Gabriela lembra que quando o presidente do Sistema FIERN, Amaro Sales, decidiu implantar o programa, o primeiro passo foi firmar a parceria com uma consultoria do SENAI de Santa Catarina. Foram duas etapas: a primeira com um diagnóstico para a implantação, na qual é desenvolvido o estudo para identificar em qual fase está a instituição, desenvolver as normas que sejam necessárias, controles internos, as políticas de sanções, gestão de risco.

 

“O segundo momento é este no qual estamos, com a implementação, ou seja, vamos colocar o ‘carro para andar’ e verificar se estamos seguindo os padrões, os procedimentos”, diz em referência à participação nestes encontros no SESI e SENAI.

 

Encontros

Antes, a Gerente corporativa do programa também esteve nas reuniões do Conselho Deliberativo das duas instituições que integram o Sistema FIERN, quando o programa foi apresentado aos conselheiros e diretores por Amaro Sales e fez uma explanação sobre o projeto.

 

“Isso demonstra a determinação e empenho da direção com o programa, o que é fundamental”, comentou.

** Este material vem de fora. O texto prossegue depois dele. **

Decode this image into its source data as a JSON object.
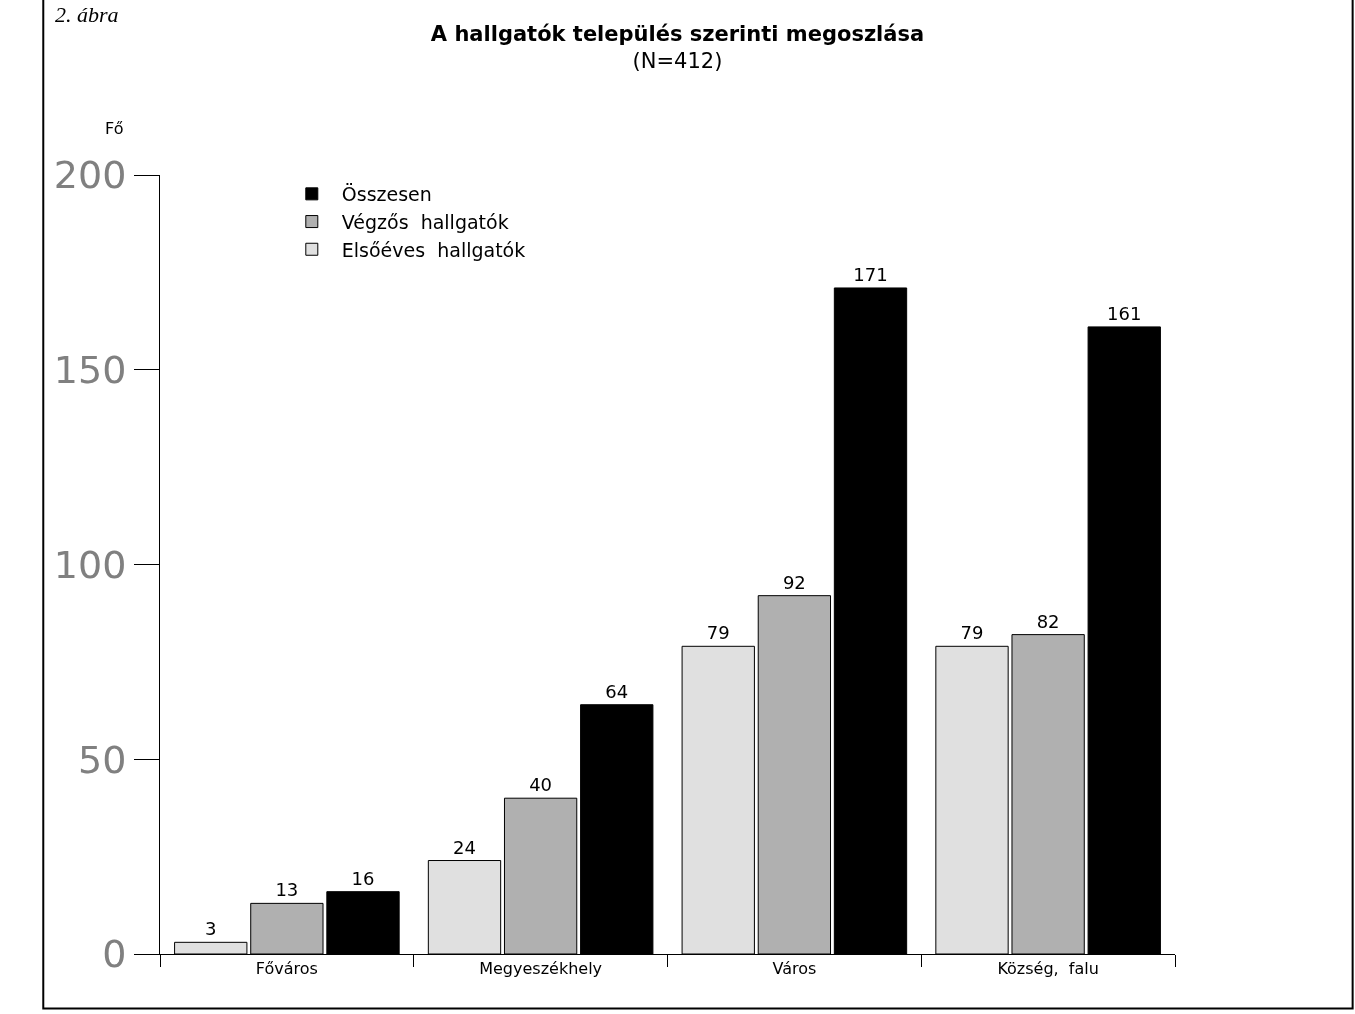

Uma instituição ou empresa com a cultura do compliance tem uma série de vantagens, destaca Gabriela, entre as quais o ganho de credibilidade, o aumento de eficiência na gestão, redução de custos, melhorias de relacionamento com cliente e fornecedores e avanços na competitividade.

 

A FIERN dedicou um espaço em seu portal para o compliance, no qual é possível assistir a um vídeo sobre o assunto, conhecer mais detalhes sobre o objetivo da instituição ao implementar o programa, ter acesso ao código de Ética e Conduta a Federação e as portarias que regulamentam essas ações, além do acesso ao formulário digital para envio de sugestões, comentário, críticas e denúncias.